Of course, the affinity is deeper. Obama would recognize the Lincoln of my lecture, who had an abiding faith in the progress of humanity, the spread of equality, and the ability of Americans to work toward a common purpose. Surely, this is the mantle that Obama hopes to claim. Our President should also understand, though, that Lincoln did not always speak the truth directly, that his rhetoric sometimes outstripped the reality of the divided nation in which he lived.
Lincoln, after all, was widely reviled during his own presidency, and even for decades afterward his legacy in the United States was deeply divisive. As Barry Schwartz—a sociologist who has studied the evolution of Lincoln’s image over time—has shown, it was not until the centenary of his birth, some one hundred years ago, that the sixteenth president was fully embraced by the nation he labored to save.
So when Lincoln claimed, in his second inaugural, that both sides in the US Civil War “read the same Bible and pray to the same God,” he was hardly speaking the truth, particularly on the latter count. As he noted, many were praying to a God that allowed them to wring “their bread from the sweat of other men’s faces.” Many other Americans were praying to a God that they believed would deliver them from the hell of that slavery. The prayers would change after Lincoln’s death, but the divisions would remain long after. One way of understanding the Civil Rights Movement of the twentieth century is to consider that it was nothing less than a continuation of a long theological struggle over whose God would prevail.

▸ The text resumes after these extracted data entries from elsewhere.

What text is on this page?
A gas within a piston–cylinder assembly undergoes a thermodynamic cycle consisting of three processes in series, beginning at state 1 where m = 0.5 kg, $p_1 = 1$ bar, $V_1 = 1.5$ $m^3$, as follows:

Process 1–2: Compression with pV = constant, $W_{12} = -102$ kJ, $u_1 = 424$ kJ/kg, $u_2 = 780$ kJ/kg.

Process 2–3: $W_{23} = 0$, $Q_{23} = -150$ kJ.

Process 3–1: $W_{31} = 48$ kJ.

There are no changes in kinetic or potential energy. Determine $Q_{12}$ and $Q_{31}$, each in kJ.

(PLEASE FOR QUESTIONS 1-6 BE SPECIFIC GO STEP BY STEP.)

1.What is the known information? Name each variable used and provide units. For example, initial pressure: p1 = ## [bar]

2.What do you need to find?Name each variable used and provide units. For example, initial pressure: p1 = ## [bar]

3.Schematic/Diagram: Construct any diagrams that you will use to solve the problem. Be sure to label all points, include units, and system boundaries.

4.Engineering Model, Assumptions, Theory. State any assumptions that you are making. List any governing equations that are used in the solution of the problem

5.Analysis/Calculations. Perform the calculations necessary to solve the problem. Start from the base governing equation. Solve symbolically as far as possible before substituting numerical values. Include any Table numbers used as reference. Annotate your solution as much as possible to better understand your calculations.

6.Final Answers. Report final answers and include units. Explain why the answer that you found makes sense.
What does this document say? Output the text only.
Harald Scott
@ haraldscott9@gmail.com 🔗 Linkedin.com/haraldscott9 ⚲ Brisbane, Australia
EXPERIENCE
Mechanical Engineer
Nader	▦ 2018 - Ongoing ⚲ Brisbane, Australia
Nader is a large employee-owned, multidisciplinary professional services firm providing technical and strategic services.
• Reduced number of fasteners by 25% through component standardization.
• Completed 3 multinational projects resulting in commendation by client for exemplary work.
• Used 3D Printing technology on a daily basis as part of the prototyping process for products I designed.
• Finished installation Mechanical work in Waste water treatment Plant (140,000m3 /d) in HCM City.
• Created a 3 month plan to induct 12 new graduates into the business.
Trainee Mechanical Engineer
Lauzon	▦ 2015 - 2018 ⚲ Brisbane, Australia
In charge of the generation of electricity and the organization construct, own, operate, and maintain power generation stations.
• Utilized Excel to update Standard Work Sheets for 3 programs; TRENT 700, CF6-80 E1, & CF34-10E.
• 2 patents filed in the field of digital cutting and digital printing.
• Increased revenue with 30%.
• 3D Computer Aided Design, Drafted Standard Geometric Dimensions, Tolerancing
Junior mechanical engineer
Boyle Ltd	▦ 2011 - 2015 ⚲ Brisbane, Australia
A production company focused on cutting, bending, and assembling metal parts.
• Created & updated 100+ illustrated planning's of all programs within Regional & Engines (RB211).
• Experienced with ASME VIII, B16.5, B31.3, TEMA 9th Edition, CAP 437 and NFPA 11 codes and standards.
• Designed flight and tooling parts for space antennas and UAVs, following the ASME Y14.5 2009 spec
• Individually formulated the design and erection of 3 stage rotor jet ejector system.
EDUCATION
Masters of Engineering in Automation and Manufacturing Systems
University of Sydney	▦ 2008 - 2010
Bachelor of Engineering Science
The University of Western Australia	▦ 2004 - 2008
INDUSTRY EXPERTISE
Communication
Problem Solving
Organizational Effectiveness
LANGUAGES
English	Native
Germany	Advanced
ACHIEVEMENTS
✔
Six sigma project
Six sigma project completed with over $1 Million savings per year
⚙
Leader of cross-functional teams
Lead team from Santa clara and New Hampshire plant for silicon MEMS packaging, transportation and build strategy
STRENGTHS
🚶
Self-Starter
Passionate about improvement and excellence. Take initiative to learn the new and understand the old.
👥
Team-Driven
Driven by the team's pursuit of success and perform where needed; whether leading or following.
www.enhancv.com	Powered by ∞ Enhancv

Is that struggle over? Speaking in the rotunda of the US Capitol on Thursday, as part of the celebration of Lincoln’s bicentennial, President Obama seemed to recall the words of that second inagural. He asked that Americans remember that they are debating the issues of our time “as servants to the same flag, as representatives of the same people, and as stakeholders in a common future.” This is easier to compass than the possibility that we might be reading the same scripture and praying to the same God.
However, I hope that President Obama can imagine that we may not, in fact, be servants to the same flag—or at least servants who agree on what that flag may mean. No matter what he said publicly, Lincoln seemed to understand that possibility, and he was ready for the deep struggle that his own creed of justice demanded. That struggle cost him not only his life, but also his national reputation for the following half-century. Let the cost of the battle be much less dear for our current president, but let him be equally prepared for the fight.